Usually, \(n>>m\) and therefore number of quantiles m does not have such an huge impact of time complexity while number of objects already merged, \(\Vert \omega _{x}\Vert \), and number of bins/quantiles in currently available algorithms tend to rise with every merger (larger the n, more mergers required). With previous approaches, the procedures (like merging histograms or calculating its compactness) are complex as they consider histogram’s characteristics (like assumption of uniform distribution inside the bin and dividing it between bins when new bins/quantiles are generated). In microscopic approach, the complex nature of the underlying data can be "ignored" due to using simple fixed number quantile values. In addition, simple individual quantile values are easier to follow by human analyser than complex histograms with large number of bins. In macroscopic approach, the possibility to overcome extra bin/quantile generation can be achieved by limiting the maximum number of bins/quantiles—but that would require extra actions and modifications to current approaches.
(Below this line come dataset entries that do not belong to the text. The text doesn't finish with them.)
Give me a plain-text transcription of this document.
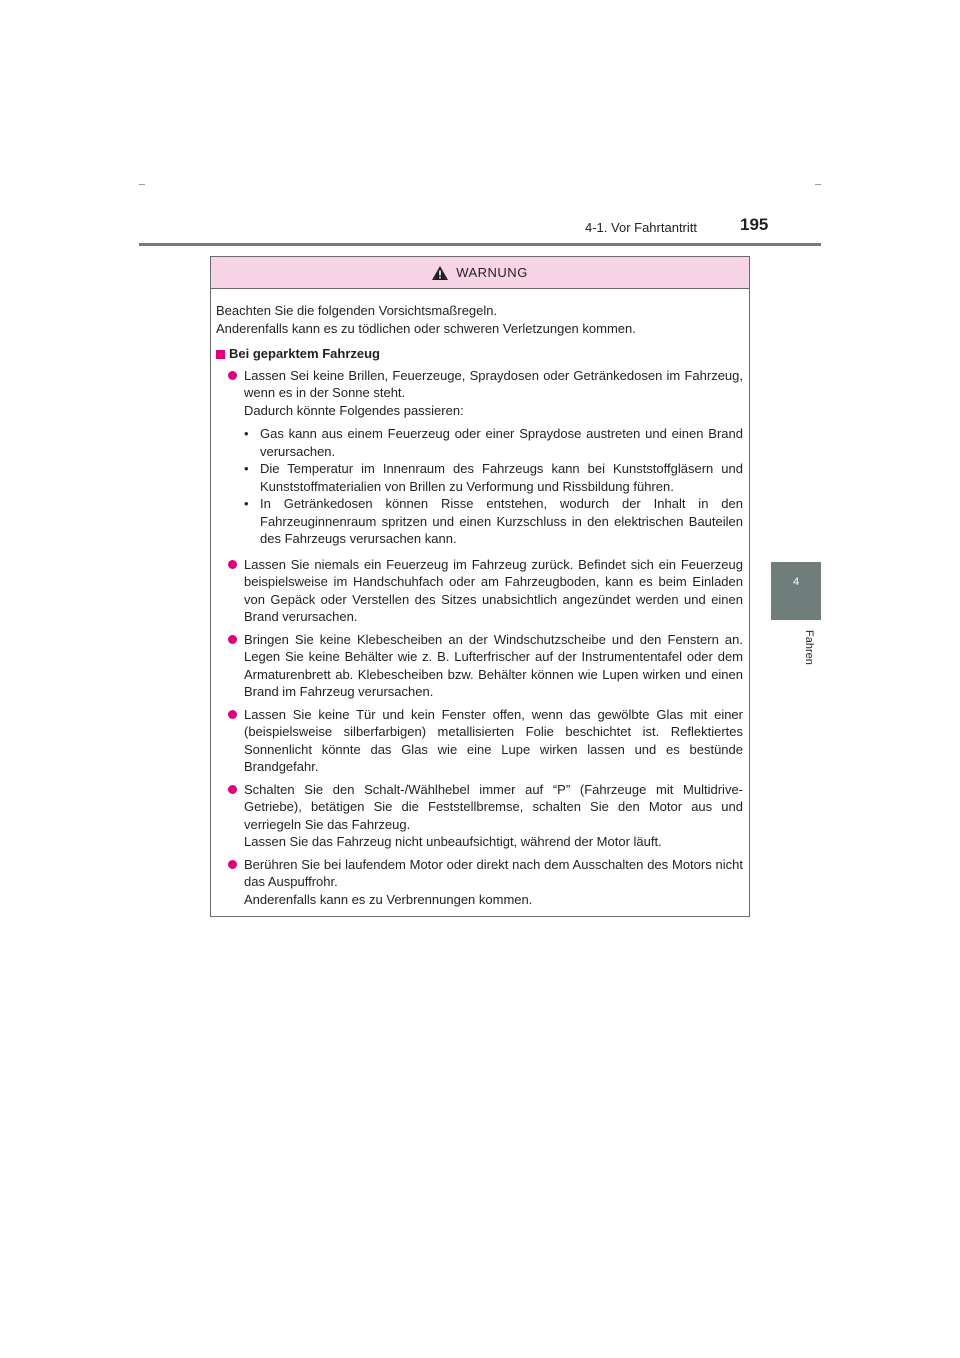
4-1. Vor Fahrtantritt	195
4
Fahren
WARNUNG

Beachten Sie die folgenden Vorsichtsmaßregeln.

Anderenfalls kann es zu tödlichen oder schweren Verletzungen kommen.

Bei geparktem Fahrzeug

Lassen Sei keine Brillen, Feuerzeuge, Spraydosen oder Getränkedosen im Fahrzeug, wenn es in der Sonne steht.

Dadurch könnte Folgendes passieren:

• Gas kann aus einem Feuerzeug oder einer Spraydose austreten und einen Brand verursachen.
• Die Temperatur im Innenraum des Fahrzeugs kann bei Kunststoffgläsern und Kunststoffmaterialien von Brillen zu Verformung und Rissbildung führen.
• In Getränkedosen können Risse entstehen, wodurch der Inhalt in den Fahrzeuginnenraum spritzen und einen Kurzschluss in den elektrischen Bauteilen des Fahrzeugs verursachen kann.

Lassen Sie niemals ein Feuerzeug im Fahrzeug zurück. Befindet sich ein Feuerzeug beispielsweise im Handschuhfach oder am Fahrzeugboden, kann es beim Einladen von Gepäck oder Verstellen des Sitzes unabsichtlich angezündet werden und einen Brand verursachen.

Bringen Sie keine Klebescheiben an der Windschutzscheibe und den Fenstern an. Legen Sie keine Behälter wie z. B. Lufterfrischer auf der Instrumententafel oder dem Armaturenbrett ab. Klebescheiben bzw. Behälter können wie Lupen wirken und einen Brand im Fahrzeug verursachen.

Lassen Sie keine Tür und kein Fenster offen, wenn das gewölbte Glas mit einer (beispielsweise silberfarbigen) metallisierten Folie beschichtet ist. Reflektiertes Sonnenlicht könnte das Glas wie eine Lupe wirken lassen und es bestünde Brandgefahr.

Schalten Sie den Schalt-/Wählhebel immer auf “P” (Fahrzeuge mit Multidrive-Getriebe), betätigen Sie die Feststellbremse, schalten Sie den Motor aus und verriegeln Sie das Fahrzeug.

Lassen Sie das Fahrzeug nicht unbeaufsichtigt, während der Motor läuft.

Berühren Sie bei laufendem Motor oder direkt nach dem Ausschalten des Motors nicht das Auspuffrohr.

Anderenfalls kann es zu Verbrennungen kommen.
Also, the proposed approach can be very neatly modified to match specific conditions that interests the analyser by modifying the set of quantiles used to compare objects. If only two quantiles 0% and 100% is used, the algorithm becomes similar to macroscopic approach in its analysis capacity but instead of single size, it uses two measured differences. If 0% and 100% quantiles are left out, truncated data is used. That can be beneficial for clearer picture as low probability density areas at the either side of the main data are not that important. Closer the first and last quantile values are, more of the data is left out and less amount of original distribution information is used. As normally symbolic data is aggregated from large classical data, as in case of Hardwood data, by discarding those small probability areas at the start and end of density curve removes outliers impact to aggregated data.
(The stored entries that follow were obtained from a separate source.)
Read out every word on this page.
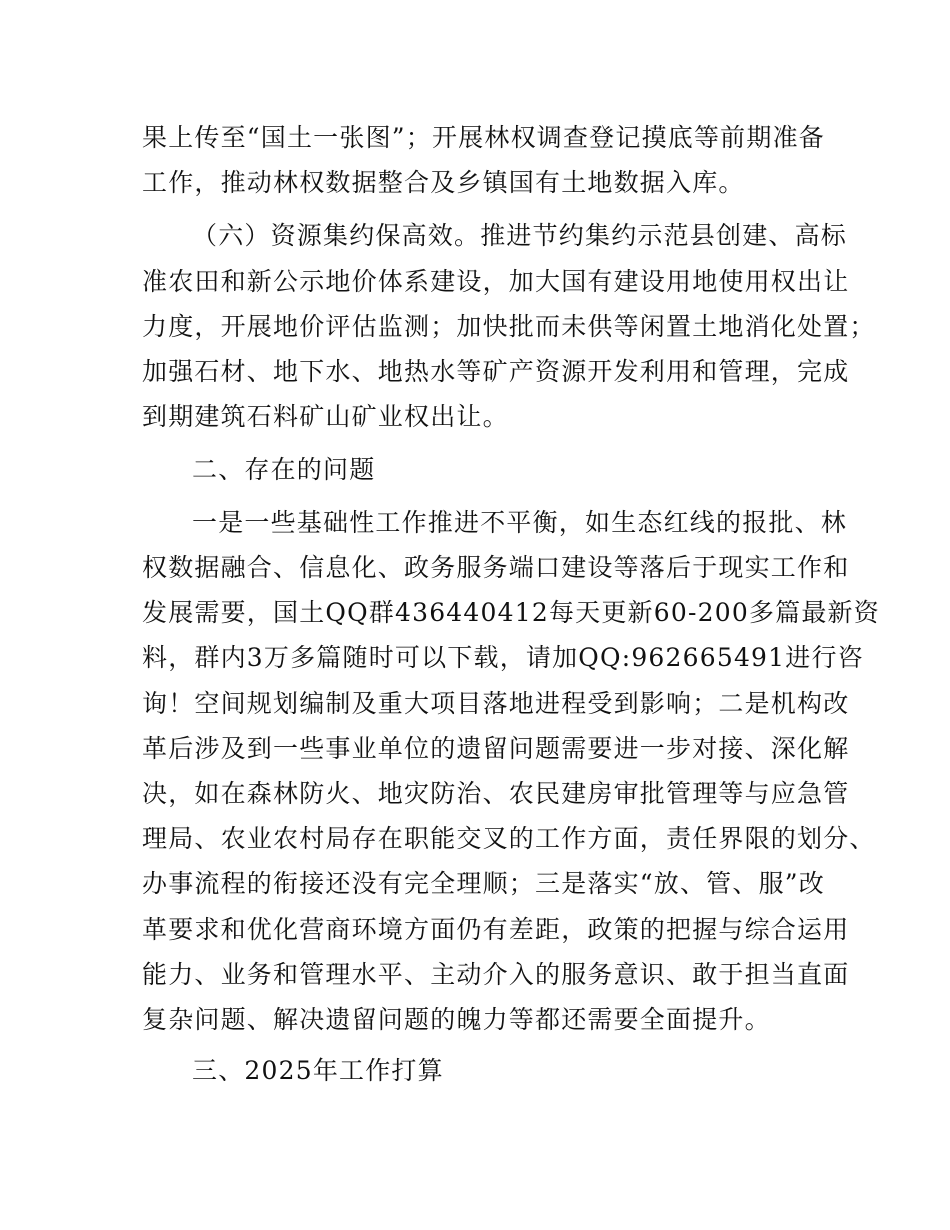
果上传至“国土一张图”；开展林权调查登记摸底等前期准备

工作，推动林权数据整合及乡镇国有土地数据入库。

（六）资源集约保高效。推进节约集约示范县创建、高标

准农田和新公示地价体系建设，加大国有建设用地使用权出让

力度，开展地价评估监测；加快批而未供等闲置土地消化处置；

加强石材、地下水、地热水等矿产资源开发利用和管理，完成

到期建筑石料矿山矿业权出让。

二、存在的问题

一是一些基础性工作推进不平衡，如生态红线的报批、林

权数据融合、信息化、政务服务端口建设等落后于现实工作和

发展需要，国土QQ群436440412每天更新60-200多篇最新资

料，群内3万多篇随时可以下载，请加QQ:962665491进行咨

询！空间规划编制及重大项目落地进程受到影响；二是机构改

革后涉及到一些事业单位的遗留问题需要进一步对接、深化解

决，如在森林防火、地灾防治、农民建房审批管理等与应急管

理局、农业农村局存在职能交叉的工作方面，责任界限的划分、

办事流程的衔接还没有完全理顺；三是落实“放、管、服”改

革要求和优化营商环境方面仍有差距，政策的把握与综合运用

能力、业务和管理水平、主动介入的服务意识、敢于担当直面

复杂问题、解决遗留问题的魄力等都还需要全面提升。

三、2025年工作打算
The number of quantiles used has an impact on the results. More quantiles used, less impact dissimilarity among one specific quantile has. At one point, adding more quantiles will not have any further influence for the results and will become counter-productive as impact of single difference is reduced to non-existent. Less quantiles, more effect every single quantile has but less details about the data are considered. Optimal choice of quantiles can be made depending on the data and the goal of the analysis but usually it would be between 4 and 10 quantiles. The amount should reflect the goal of the analysis and the volume of original data. If unaggregated data was not large, not many quantiles are needed for adequate analysis. It may be beneficial to space quantiles equally or concentrate on probability values around median.
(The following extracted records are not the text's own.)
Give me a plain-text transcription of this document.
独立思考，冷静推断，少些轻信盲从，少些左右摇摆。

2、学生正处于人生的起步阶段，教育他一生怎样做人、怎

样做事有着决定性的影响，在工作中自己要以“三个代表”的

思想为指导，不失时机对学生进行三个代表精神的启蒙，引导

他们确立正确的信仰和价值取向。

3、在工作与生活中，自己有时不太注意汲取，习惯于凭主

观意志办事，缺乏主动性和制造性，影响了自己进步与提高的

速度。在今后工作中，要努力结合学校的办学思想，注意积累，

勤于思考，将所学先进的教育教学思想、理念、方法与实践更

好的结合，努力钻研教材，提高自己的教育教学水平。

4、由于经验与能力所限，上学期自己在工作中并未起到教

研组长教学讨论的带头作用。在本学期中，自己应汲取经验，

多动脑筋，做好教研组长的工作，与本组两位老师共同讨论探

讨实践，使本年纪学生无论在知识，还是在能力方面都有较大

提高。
The proposed algorithm not only forms clusters but also generates the concepts and their description. Another important benefit of proposed algoritm is that it is monotone.

7 Conclusion

In this paper, method for microscopic hierarchical conceptual clustering based on quantile values is proposed. The main contribution of proposed method is that the algorithm is simple and monotone, yet it allows considering small microscopic details in underlying distribution in distributional data. It assures that more accurate conceptual clusters are formed as a result of clustering as it was proven by applying proposed method on three commonly used datasets in symbolic data analysis. The proposed method is especially beneficial for symbolic data that is described by complex distribution functions like histograms but also has advantages to more simple distributions like intervals. Furthermore, it allows, due to usage of quantiles, comparison between different types of symbolic objects without adding complexity to the method. Algorithm can be modified, using the choice of quantiles, to match specific needs or previous knowledge about the data.